O que interessa aqui lembrar é que a violência, quando impera, faz mais do que impedir que as pessoas cheguem aos estádios. A violência amordaça o imaginário, sem o qual não há país criativo, feliz, relacional. São muitas as razões para reagir. Como? Mesclando saídas próprias com estratégias de outros lugares – em especial a Inglaterra, que sofisticou sua reação à criminalidade das arenas. Criou uma inteligência. Fiscaliza mais de 90 times, e faz desse ato de monitorar uma questão tão importante quanto uma guerra. Há dois bons trabalhos a respeito – Para entender a violência do futebol, de Maurício Murad, e o recém-lançado A rainha de chuteiras, do historiador e antropólogo Marcos Alvito, da Universidade Federal Fluminense. Um dos méritos de Alvito é deixar nu o modelo brasileiro de combate à violência esportiva. Cadastrar torcedores não adianta – é preciso identificar os viciados em violência que se infiltram nas torcidas, algo próximo de 3% de todos os filiados. Mais: pede-se mudar nossa maneira de pensar. Nossos policiais são treinados para bater, ficando ao vento todo o resto – leia-se a estrutura dos estádios para receber uma ambulância, a logística em todo o resto da cidade em dias de jogos. O torcedor brasileiro é um ser abandonado desde que sai de casa, e o abandono é um desencadeador de reações negativas. Cada partida exige estar preparado para o pior, ensina o autor, depois de longa observação na terra dos hooligans.

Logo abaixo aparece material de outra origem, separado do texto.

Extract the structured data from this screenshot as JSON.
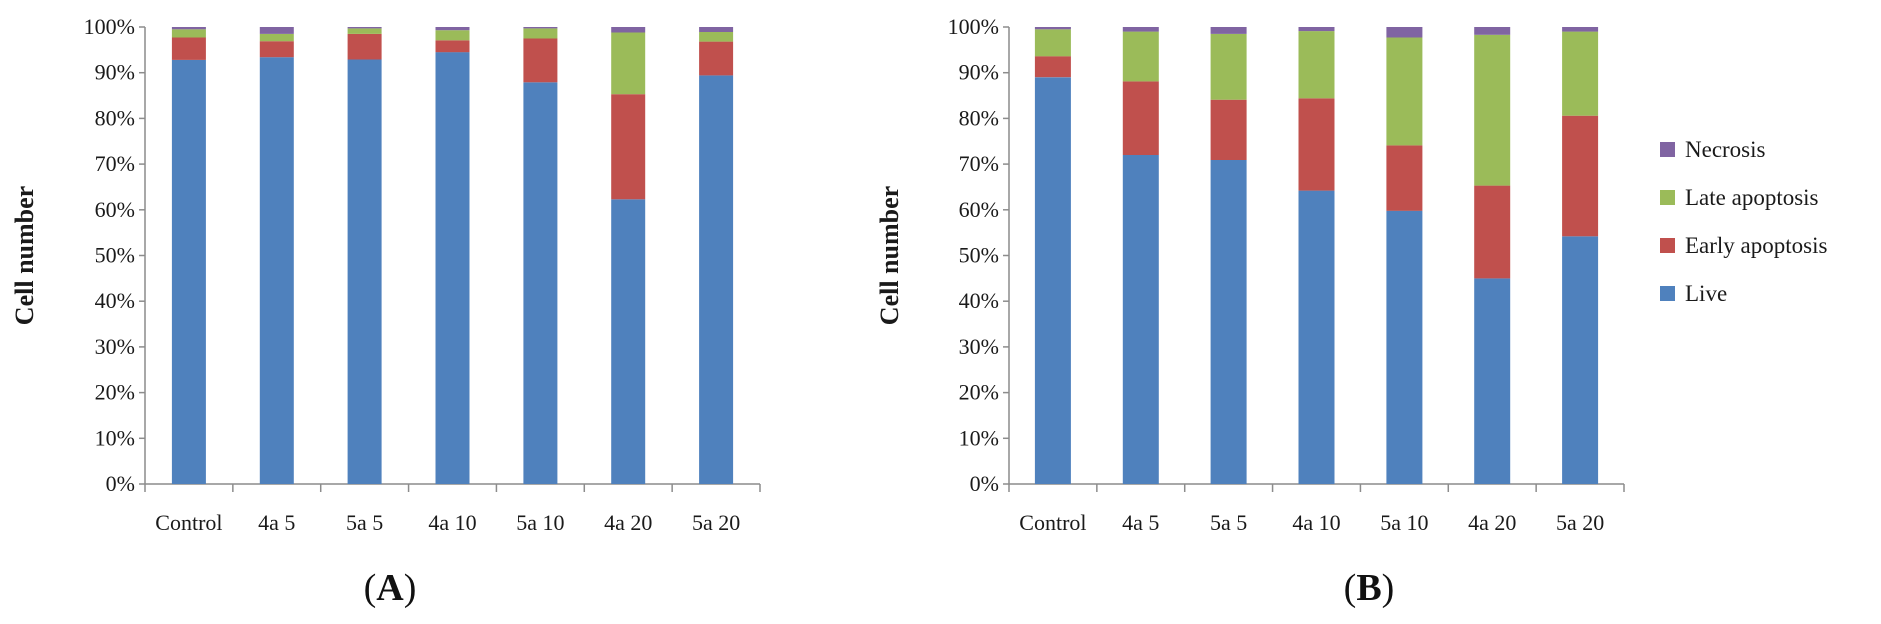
{
  "series_meta": [
    {
      "name": "Live",
      "color": "#4f81bd"
    },
    {
      "name": "Early apoptosis",
      "color": "#c0504d"
    },
    {
      "name": "Late apoptosis",
      "color": "#9bbb59"
    },
    {
      "name": "Necrosis",
      "color": "#8064a2"
    }
  ],
  "legend_order": [
    "Necrosis",
    "Late apoptosis",
    "Early apoptosis",
    "Live"
  ],
  "chart_data": [
    {
      "type": "bar",
      "stacked": true,
      "panel_label": "A",
      "title": "",
      "xlabel": "",
      "ylabel": "Cell number",
      "ylim": [
        0,
        100
      ],
      "yticks": [
        "0%",
        "10%",
        "20%",
        "30%",
        "40%",
        "50%",
        "60%",
        "70%",
        "80%",
        "90%",
        "100%"
      ],
      "categories": [
        "Control",
        "4a 5",
        "5a 5",
        "4a 10",
        "5a 10",
        "4a 20",
        "5a 20"
      ],
      "series": [
        {
          "name": "Live",
          "values": [
            92.8,
            93.4,
            92.9,
            94.5,
            87.9,
            62.3,
            89.4
          ]
        },
        {
          "name": "Early apoptosis",
          "values": [
            4.9,
            3.5,
            5.6,
            2.6,
            9.6,
            23.0,
            7.4
          ]
        },
        {
          "name": "Late apoptosis",
          "values": [
            1.8,
            1.6,
            1.2,
            2.2,
            2.2,
            13.5,
            2.1
          ]
        },
        {
          "name": "Necrosis",
          "values": [
            0.5,
            1.5,
            0.3,
            0.7,
            0.3,
            1.2,
            1.1
          ]
        }
      ]
    },
    {
      "type": "bar",
      "stacked": true,
      "panel_label": "B",
      "title": "",
      "xlabel": "",
      "ylabel": "Cell number",
      "ylim": [
        0,
        100
      ],
      "yticks": [
        "0%",
        "10%",
        "20%",
        "30%",
        "40%",
        "50%",
        "60%",
        "70%",
        "80%",
        "90%",
        "100%"
      ],
      "categories": [
        "Control",
        "4a 5",
        "5a 5",
        "4a 10",
        "5a 10",
        "4a 20",
        "5a 20"
      ],
      "legend": "right",
      "series": [
        {
          "name": "Live",
          "values": [
            89.0,
            72.0,
            70.9,
            64.2,
            59.8,
            45.0,
            54.2
          ]
        },
        {
          "name": "Early apoptosis",
          "values": [
            4.6,
            16.1,
            13.2,
            20.2,
            14.3,
            20.3,
            26.4
          ]
        },
        {
          "name": "Late apoptosis",
          "values": [
            5.9,
            10.9,
            14.4,
            14.7,
            23.6,
            33.0,
            18.4
          ]
        },
        {
          "name": "Necrosis",
          "values": [
            0.5,
            1.0,
            1.5,
            0.9,
            2.3,
            1.7,
            1.0
          ]
        }
      ]
    }
  ]
}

A maior contribuição de Alvito seria a de destacar que não se pode culpar toda a torcida organizada. Cabe às forças de segurança identificar no grupo aquele que se nutre da violência. Ele é uma espécie de dependente químico do quebra-quebra. Impossível saber? Ora, a Polícia Federal foi informada por alguns países – incluindo a Argentina, tida como tão avoada no assunto quanto nós – de que torcedores violentos tinham viajado para a Copa. Foi moleza interceptá-los nos aeroportos. Violento não entra, esse é o ponto. O perfil dessas pessoas doentes nem é uma equação de último grau: são homens adultos, com histórico na praça, com problemas em se manter no emprego, vistos com admiração, donos de uma liderança inaudita. Nisso não somos diferentes de nenhum país. Os aficionados em violência de lá são como os de cá. Sem eles por perto, mais gente se entrega ao maior espetáculo da Terra.